Frustration Falls, is a three drop waterfall located on the Salmon River at the south skirt of the Mount Hood National Forest, in Clackamas County, in the U.S. state of Oregon. It is located in a privileged area where the river creates several waterfalls: Final Falls, Vanishing Falls, Little Niagara Falls, and Copper Creek Falls are within a mile from Frustration Falls; while Hideaway Falls, Split Falls, and Stein Falls are approximately two miles away.

The cascade and its river trail are surrounded by forest of Douglas fir, western hemlock, red cedar, bigleaf maple, red alder and black cottonwood trees.

== Access ==
Hiking to Frustration Falls starts at a trailhead that runs south along Salmon River starting in the town of Welches on U.S. Route 26 as it goes through Mount Hood National Forest.

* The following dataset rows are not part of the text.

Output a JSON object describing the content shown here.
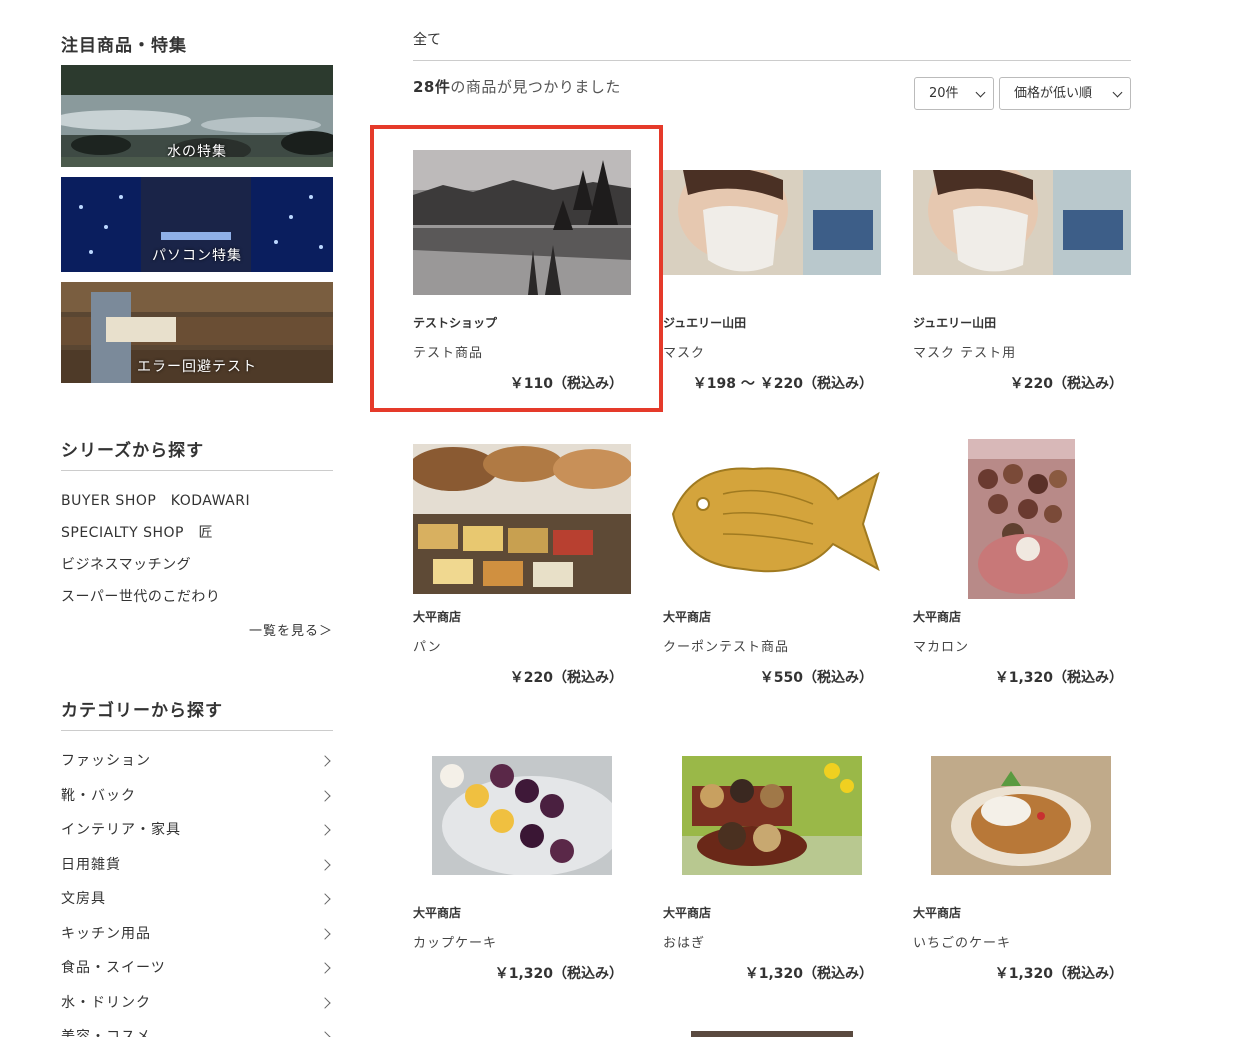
{
  "sidebar": {
    "featured_title": "注目商品・特集",
    "banners": [
      {
        "label": "水の特集"
      },
      {
        "label": "パソコン特集"
      },
      {
        "label": "エラー回避テスト"
      }
    ],
    "series_title": "シリーズから探す",
    "series": [
      "BUYER SHOP　KODAWARI",
      "SPECIALTY SHOP　匠",
      "ビジネスマッチング",
      "スーパー世代のこだわり"
    ],
    "series_more": "一覧を見る＞",
    "category_title": "カテゴリーから探す",
    "categories": [
      "ファッション",
      "靴・バック",
      "インテリア・家具",
      "日用雑貨",
      "文房具",
      "キッチン用品",
      "食品・スイーツ",
      "水・ドリンク",
      "美容・コスメ"
    ]
  },
  "main": {
    "breadcrumb": "全て",
    "count_number": "28件",
    "count_text": "の商品が見つかりました",
    "per_page": "20件",
    "sort": "価格が低い順",
    "products": [
      {
        "shop": "テストショップ",
        "name": "テスト商品",
        "price": "￥110（税込み）"
      },
      {
        "shop": "ジュエリー山田",
        "name": "マスク",
        "price": "￥198 〜 ￥220（税込み）"
      },
      {
        "shop": "ジュエリー山田",
        "name": "マスク テスト用",
        "price": "￥220（税込み）"
      },
      {
        "shop": "大平商店",
        "name": "パン",
        "price": "￥220（税込み）"
      },
      {
        "shop": "大平商店",
        "name": "クーポンテスト商品",
        "price": "￥550（税込み）"
      },
      {
        "shop": "大平商店",
        "name": "マカロン",
        "price": "￥1,320（税込み）"
      },
      {
        "shop": "大平商店",
        "name": "カップケーキ",
        "price": "￥1,320（税込み）"
      },
      {
        "shop": "大平商店",
        "name": "おはぎ",
        "price": "￥1,320（税込み）"
      },
      {
        "shop": "大平商店",
        "name": "いちごのケーキ",
        "price": "￥1,320（税込み）"
      }
    ]
  },
  "colors": {
    "highlight": "#e53a2a",
    "rule": "#cccccc",
    "text": "#333333"
  }
}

The first landmark is the Green Canyon Campground with a functional restroom. The trail crosses over the Salmon River through a wooden bridge. Two miles later, nestled in the forest along the trail is the historic Rolling Riffle Campground. A mile ahead the trail leads to the Bighorn Campground. Approximately a half mile after is Final Falls and further upstream Frustration Falls.

The trail is approximately 7 mi long and requires skill, visitors should always follow rules of safe waterfall hiking when visiting Frustration Falls.